1. Field of the Invention
This invention relates to a method to erase data stored on an optical recording medium and, more particularly, to a method to erase data stored on a blu-ray disc by indexing an infrared-light laser one track every 0.4 revolutions of the disc.
2. Description Of Background
An optical recording medium records and reproduces data by using a laser beam. Blu-ray Disc (BD) for example, is an optical disc format meant for storage of high-definition video and high-density data. A single-layer BD can store enough for approximately four hours of high-definition video with audio. A dual-layer BD can hold enough for approximately eight hours of High Definition (HD) video. Capacities of 100 GB and 200 GB, using four and eight layers respectively, are currently being researched. Blu-ray systems use a blue-light laser operating at a wavelength of 405 nm, similar to the one used for High Definition Digital Versatile Disk (HD-DVD), to read and write data. DVDs and CDs use red-light and infrared-light lasers at 650 nm and 780 nm respectively.
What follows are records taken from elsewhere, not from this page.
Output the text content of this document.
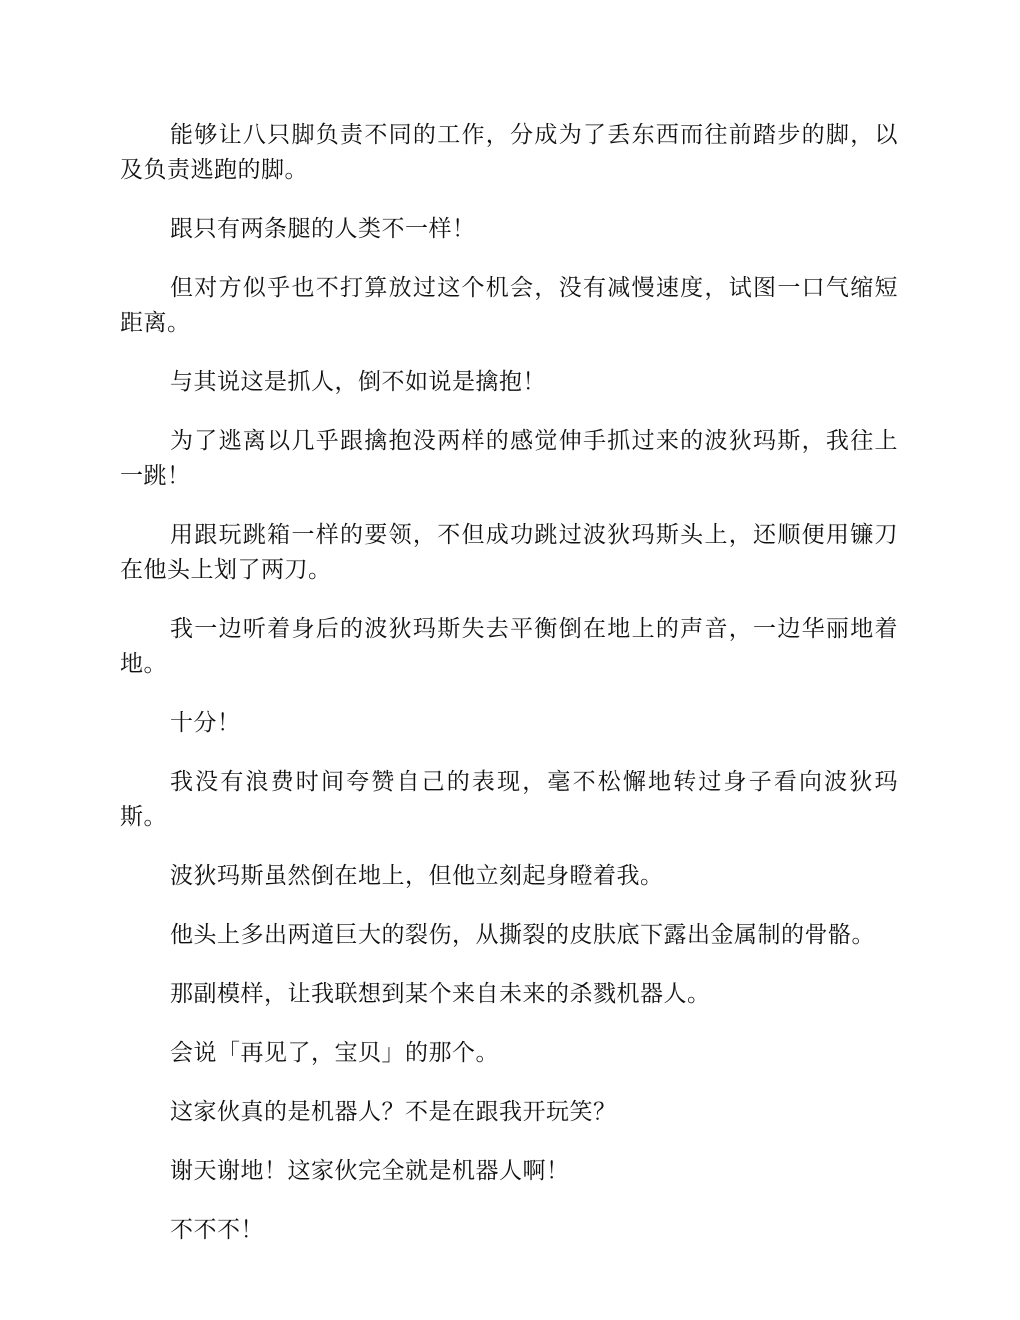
能够让八只脚负责不同的工作，分成为了丢东西而往前踏步的脚，以及负责逃跑的脚。

跟只有两条腿的人类不一样！

但对方似乎也不打算放过这个机会，没有减慢速度，试图一口气缩短距离。

与其说这是抓人，倒不如说是擒抱！

为了逃离以几乎跟擒抱没两样的感觉伸手抓过来的波狄玛斯，我往上一跳！

用跟玩跳箱一样的要领，不但成功跳过波狄玛斯头上，还顺便用镰刀在他头上划了两刀。

我一边听着身后的波狄玛斯失去平衡倒在地上的声音，一边华丽地着地。

十分！

我没有浪费时间夸赞自己的表现，毫不松懈地转过身子看向波狄玛斯。

波狄玛斯虽然倒在地上，但他立刻起身瞪着我。

他头上多出两道巨大的裂伤，从撕裂的皮肤底下露出金属制的骨骼。

那副模样，让我联想到某个来自未来的杀戮机器人。

会说「再见了，宝贝」的那个。

这家伙真的是机器人？不是在跟我开玩笑？

谢天谢地！这家伙完全就是机器人啊！

不不不！
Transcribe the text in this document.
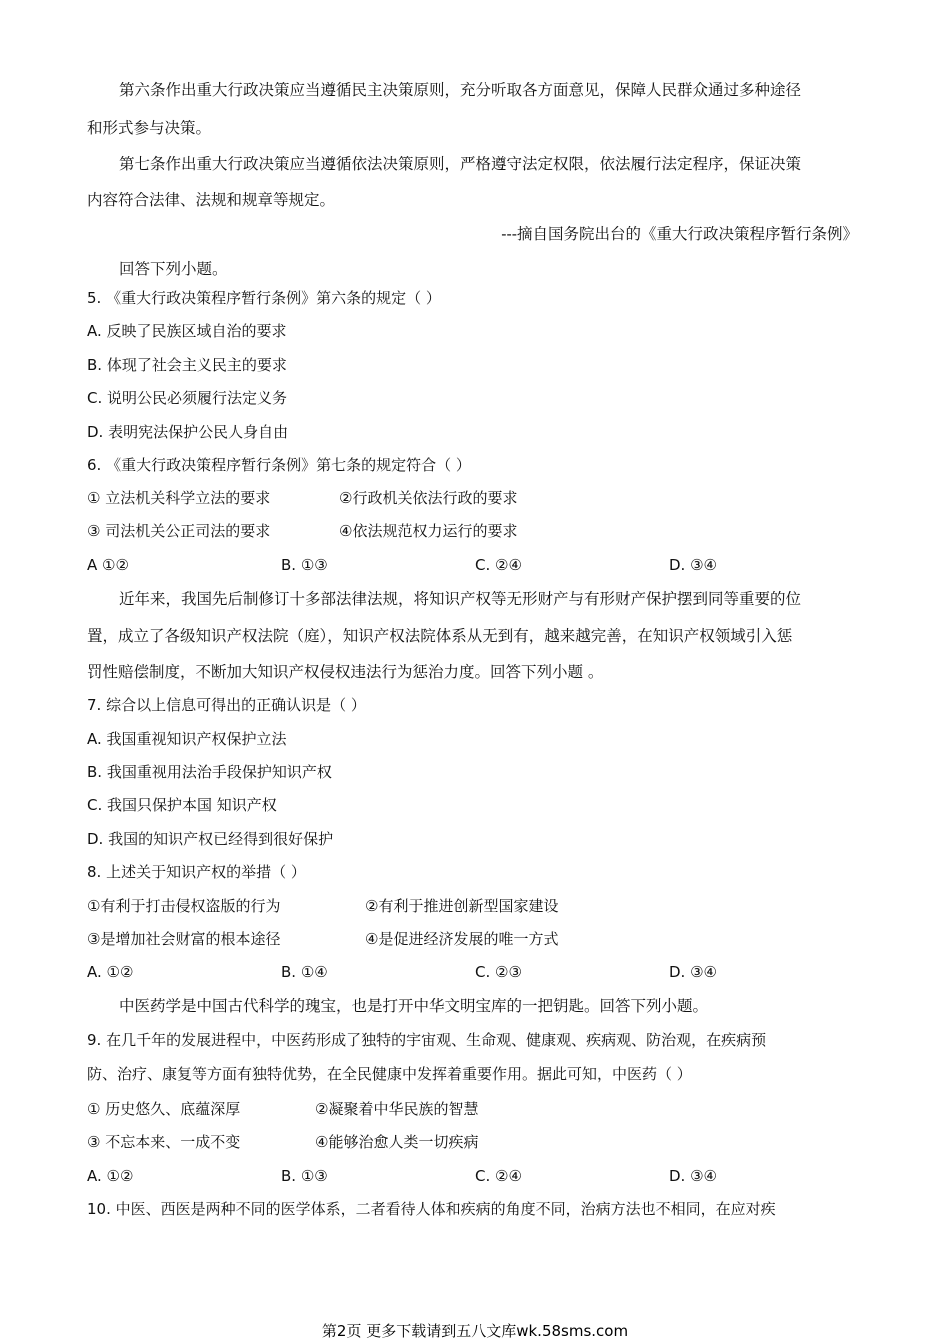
第六条作出重大行政决策应当遵循民主决策原则，充分听取各方面意见，保障人民群众通过多种途径
和形式参与决策。
第七条作出重大行政决策应当遵循依法决策原则，严格遵守法定权限，依法履行法定程序，保证决策
内容符合法律、法规和规章等规定。
---摘自国务院出台的《重大行政决策程序暂行条例》
回答下列小题。
5. 《重大行政决策程序暂行条例》第六条的规定（ ）
A. 反映了民族区域自治的要求
B. 体现了社会主义民主的要求
C. 说明公民必须履行法定义务
D. 表明宪法保护公民人身自由
6. 《重大行政决策程序暂行条例》第七条的规定符合（ ）
① 立法机关科学立法的要求	②行政机关依法行政的要求
③ 司法机关公正司法的要求	④依法规范权力运行的要求
A ①②	B. ①③	C. ②④	D. ③④
近年来，我国先后制修订十多部法律法规，将知识产权等无形财产与有形财产保护摆到同等重要的位
置，成立了各级知识产权法院（庭），知识产权法院体系从无到有，越来越完善，在知识产权领域引入惩
罚性赔偿制度，不断加大知识产权侵权违法行为惩治力度。回答下列小题 。
7. 综合以上信息可得出的正确认识是（ ）
A. 我国重视知识产权保护立法
B. 我国重视用法治手段保护知识产权
C. 我国只保护本国 知识产权
D. 我国的知识产权已经得到很好保护
8. 上述关于知识产权的举措（ ）
①有利于打击侵权盗版的行为	②有利于推进创新型国家建设
③是增加社会财富的根本途径	④是促进经济发展的唯一方式
A. ①②	B. ①④	C. ②③	D. ③④
中医药学是中国古代科学的瑰宝，也是打开中华文明宝库的一把钥匙。回答下列小题。
9. 在几千年的发展进程中，中医药形成了独特的宇宙观、生命观、健康观、疾病观、防治观，在疾病预
防、治疗、康复等方面有独特优势，在全民健康中发挥着重要作用。据此可知，中医药（ ）
① 历史悠久、底蕴深厚	②凝聚着中华民族的智慧
③ 不忘本来、一成不变	④能够治愈人类一切疾病
A. ①②	B. ①③	C. ②④	D. ③④
10. 中医、西医是两种不同的医学体系，二者看待人体和疾病的角度不同，治病方法也不相同，在应对疾
第2页 更多下载请到五八文库wk.58sms.com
A bulk erase has been used for performing a polarization or an initialization and a sensitivity shift of the optical recording medium. For example, a semiconductor laser for a DVD drive may have a peak beam power of approximately 150 milliwatts (mW) and the beam makes a mark on the media along the tangential direction of varying lengths, this mark having a diametral axis of approximately 0.4 μm in the radial direction of a disc. The rotating disc is irradiated with the laser beam by focusing only on the recording film to raise the temperature of the recording film. Erasing DVD, and hence Blu-Ray, currently requires that each track be erased with the same laser beam used to write the information, a process which only allows one track to be erased at a time, or one track per revolution of the disk. However, there is a need for a faster and economic erase method of an optical recording medium, namely one which erases an entire track for a fraction of a revolution of the disk.